Example-based interpretability methods seeks to explain the behaviour of RL agents by providing examples of trajectories, transitions or states that are particularly insightful regarding the agent’s behaviour. A popular method here is to construct some quantitative measure of the “interestingness” of a transition - defined in terms of features such as being observed incredibly frequently or being assigned an abnormally low value by a value function - which can be used this to generate examples of transitions that illustrate some informative aspect of the agent’s behaviour (Sequeira & Gervasio, 2020; Rupprecht et al., 2020). These examples can then be used to build up a qualitative description of the agent’s behaviour. Other alternative example-based approaches exist, such as determining which training tractories are crucial for some learned behaviour (Deshmukh et al., 2023) and clustering sequences of transitions to locate clusters corresponding to behaviours (Zahavy et al., 2016). Note that in all of these methods, the focus is on generating a qualitative understanding of the agent’s behaviour.
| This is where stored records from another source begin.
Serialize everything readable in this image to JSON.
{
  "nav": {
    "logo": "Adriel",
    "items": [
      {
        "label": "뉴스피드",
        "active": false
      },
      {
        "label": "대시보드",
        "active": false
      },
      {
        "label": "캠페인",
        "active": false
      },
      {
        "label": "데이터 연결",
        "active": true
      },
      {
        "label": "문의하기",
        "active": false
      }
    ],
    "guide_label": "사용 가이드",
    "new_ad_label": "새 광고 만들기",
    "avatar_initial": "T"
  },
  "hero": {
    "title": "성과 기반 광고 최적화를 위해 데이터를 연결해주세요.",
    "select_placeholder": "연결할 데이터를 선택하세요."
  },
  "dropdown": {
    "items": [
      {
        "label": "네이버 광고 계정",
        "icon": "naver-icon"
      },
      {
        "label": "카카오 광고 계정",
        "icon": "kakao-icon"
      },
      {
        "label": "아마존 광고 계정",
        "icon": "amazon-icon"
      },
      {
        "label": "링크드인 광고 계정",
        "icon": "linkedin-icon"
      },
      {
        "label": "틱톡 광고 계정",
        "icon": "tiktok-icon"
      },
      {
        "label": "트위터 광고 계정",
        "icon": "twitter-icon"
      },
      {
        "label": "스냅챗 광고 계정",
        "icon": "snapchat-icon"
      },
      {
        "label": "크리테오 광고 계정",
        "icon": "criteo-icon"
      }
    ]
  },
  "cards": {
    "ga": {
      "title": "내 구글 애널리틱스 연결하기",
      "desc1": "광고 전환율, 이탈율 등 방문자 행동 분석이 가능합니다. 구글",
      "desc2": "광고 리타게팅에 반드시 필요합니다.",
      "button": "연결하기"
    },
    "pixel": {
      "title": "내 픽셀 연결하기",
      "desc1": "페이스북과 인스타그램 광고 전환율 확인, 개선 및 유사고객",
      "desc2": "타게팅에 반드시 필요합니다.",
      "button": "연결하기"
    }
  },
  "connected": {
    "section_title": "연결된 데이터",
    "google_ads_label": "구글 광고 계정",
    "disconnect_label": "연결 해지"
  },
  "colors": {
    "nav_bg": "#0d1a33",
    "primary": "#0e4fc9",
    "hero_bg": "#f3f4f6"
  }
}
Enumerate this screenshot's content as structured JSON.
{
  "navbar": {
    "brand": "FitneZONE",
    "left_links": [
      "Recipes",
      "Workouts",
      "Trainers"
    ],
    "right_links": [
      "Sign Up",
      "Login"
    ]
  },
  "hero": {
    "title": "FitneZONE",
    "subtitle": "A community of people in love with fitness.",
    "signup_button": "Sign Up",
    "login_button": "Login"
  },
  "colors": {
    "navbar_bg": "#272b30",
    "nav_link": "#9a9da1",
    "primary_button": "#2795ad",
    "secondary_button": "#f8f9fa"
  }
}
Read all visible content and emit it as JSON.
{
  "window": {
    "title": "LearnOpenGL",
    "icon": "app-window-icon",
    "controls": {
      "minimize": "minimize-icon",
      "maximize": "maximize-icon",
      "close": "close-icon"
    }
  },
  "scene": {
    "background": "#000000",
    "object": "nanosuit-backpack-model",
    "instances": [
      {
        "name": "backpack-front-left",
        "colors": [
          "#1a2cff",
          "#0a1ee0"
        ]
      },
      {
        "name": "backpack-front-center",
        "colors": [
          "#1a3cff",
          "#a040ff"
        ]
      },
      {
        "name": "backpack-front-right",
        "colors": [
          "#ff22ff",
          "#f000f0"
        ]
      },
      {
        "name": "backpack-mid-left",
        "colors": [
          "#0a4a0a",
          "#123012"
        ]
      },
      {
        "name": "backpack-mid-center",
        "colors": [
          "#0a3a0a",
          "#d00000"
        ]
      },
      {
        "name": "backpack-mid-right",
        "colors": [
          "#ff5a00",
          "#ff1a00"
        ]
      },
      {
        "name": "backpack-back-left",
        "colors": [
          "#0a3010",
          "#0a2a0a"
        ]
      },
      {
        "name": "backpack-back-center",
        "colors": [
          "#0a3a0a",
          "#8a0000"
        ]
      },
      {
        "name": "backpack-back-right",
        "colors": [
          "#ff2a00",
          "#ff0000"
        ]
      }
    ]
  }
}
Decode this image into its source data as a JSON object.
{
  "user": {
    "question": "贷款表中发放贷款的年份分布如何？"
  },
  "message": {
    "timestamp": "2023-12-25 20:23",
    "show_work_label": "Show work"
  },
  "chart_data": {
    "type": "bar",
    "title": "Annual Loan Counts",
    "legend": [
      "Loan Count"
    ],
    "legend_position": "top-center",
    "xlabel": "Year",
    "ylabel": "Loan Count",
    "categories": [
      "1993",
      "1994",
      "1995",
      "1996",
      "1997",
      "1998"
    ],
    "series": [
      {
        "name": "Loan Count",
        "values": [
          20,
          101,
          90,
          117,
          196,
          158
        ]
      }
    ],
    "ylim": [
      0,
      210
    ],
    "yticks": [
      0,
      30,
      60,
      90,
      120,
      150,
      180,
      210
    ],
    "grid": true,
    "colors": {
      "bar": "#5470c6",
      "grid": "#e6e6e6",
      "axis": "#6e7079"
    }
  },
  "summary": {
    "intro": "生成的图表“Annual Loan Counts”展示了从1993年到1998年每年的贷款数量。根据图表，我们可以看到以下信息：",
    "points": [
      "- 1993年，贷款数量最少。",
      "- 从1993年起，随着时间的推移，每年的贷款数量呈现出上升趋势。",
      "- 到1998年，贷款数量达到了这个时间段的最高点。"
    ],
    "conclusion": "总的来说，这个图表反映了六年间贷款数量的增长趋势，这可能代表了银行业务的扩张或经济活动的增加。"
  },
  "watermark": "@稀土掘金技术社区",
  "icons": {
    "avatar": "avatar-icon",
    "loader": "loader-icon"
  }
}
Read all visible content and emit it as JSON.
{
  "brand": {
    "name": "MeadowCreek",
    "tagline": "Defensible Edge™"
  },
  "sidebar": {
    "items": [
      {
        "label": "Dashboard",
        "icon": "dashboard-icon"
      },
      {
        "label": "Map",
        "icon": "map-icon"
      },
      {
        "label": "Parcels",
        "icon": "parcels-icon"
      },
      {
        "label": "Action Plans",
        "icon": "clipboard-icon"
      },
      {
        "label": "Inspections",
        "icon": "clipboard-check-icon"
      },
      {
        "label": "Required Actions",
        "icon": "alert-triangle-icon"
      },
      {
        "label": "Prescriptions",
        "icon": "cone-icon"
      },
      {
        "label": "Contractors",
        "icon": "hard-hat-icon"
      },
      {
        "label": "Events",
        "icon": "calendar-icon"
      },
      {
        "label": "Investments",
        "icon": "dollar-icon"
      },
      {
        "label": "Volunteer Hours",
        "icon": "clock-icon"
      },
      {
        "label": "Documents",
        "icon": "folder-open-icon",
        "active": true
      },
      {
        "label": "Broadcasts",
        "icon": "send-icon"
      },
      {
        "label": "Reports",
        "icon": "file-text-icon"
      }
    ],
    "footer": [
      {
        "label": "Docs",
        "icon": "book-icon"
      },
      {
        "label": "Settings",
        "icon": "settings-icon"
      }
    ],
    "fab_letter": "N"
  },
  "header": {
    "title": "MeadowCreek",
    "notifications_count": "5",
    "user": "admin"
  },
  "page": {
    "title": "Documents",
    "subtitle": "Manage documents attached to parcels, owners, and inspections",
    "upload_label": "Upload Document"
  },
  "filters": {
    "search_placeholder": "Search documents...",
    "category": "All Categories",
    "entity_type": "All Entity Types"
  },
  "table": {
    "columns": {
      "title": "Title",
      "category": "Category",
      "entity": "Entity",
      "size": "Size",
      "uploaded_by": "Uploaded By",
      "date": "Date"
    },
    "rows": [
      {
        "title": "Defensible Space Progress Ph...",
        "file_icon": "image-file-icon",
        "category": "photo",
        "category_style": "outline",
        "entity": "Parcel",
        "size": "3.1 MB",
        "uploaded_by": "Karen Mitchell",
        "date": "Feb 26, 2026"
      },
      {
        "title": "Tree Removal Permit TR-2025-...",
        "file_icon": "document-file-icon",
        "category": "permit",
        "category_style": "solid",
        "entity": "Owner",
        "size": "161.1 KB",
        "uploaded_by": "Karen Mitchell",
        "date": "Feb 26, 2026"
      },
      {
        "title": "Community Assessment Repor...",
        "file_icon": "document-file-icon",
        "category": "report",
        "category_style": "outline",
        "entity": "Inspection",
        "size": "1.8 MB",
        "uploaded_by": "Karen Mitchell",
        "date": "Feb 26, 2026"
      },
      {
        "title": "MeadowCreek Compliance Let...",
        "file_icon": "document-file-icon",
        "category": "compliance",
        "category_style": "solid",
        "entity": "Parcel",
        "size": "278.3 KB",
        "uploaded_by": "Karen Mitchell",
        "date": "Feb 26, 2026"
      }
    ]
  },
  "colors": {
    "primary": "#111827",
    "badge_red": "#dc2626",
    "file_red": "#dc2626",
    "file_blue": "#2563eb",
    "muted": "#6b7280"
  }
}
Attribution-Based Interpretability

Attribution-based interpretability seeks to determine which features in an agent’s observation are important for agent behaviour. Importance is typically characterised by the production of a saliency map (Simonyan et al., 2014), which is a heat map over the input that activates strongly over input components judged as important. Saliency maps in RL can be constructed by using gradient-based methods (Weitkamp et al., 2019; Wang et al., 2016) or input perturbation-based methods (Iyer et al., 2018; Puri et al., 2020). Saliency maps have be used for purposes ranging from explaining policy failures by highlighting when agents perform poorly due to focusing on the “wrong” parts of the environment (Greydanus et al., 2018; Hilton et al., 2020) to explaining learned strategies by illustrating what agents focus on when performing certain actions (Iyer et al., 2018; Puri et al., 2020).Attribution-based methods are very popular in interpreting RL agents. However, they have been shown to provide misleading explanations of agent behaviour in RL (Atrey et al., 2020; Puri et al., 2020) and of model behaviour more generally (Adebayo et al., 2018; Kindermans et al., 2019). Thus, they are (probably) best used in for exploratory purposes to generate hypotheses about agent behaviour which can then be investigated more rigourously using alternative methods.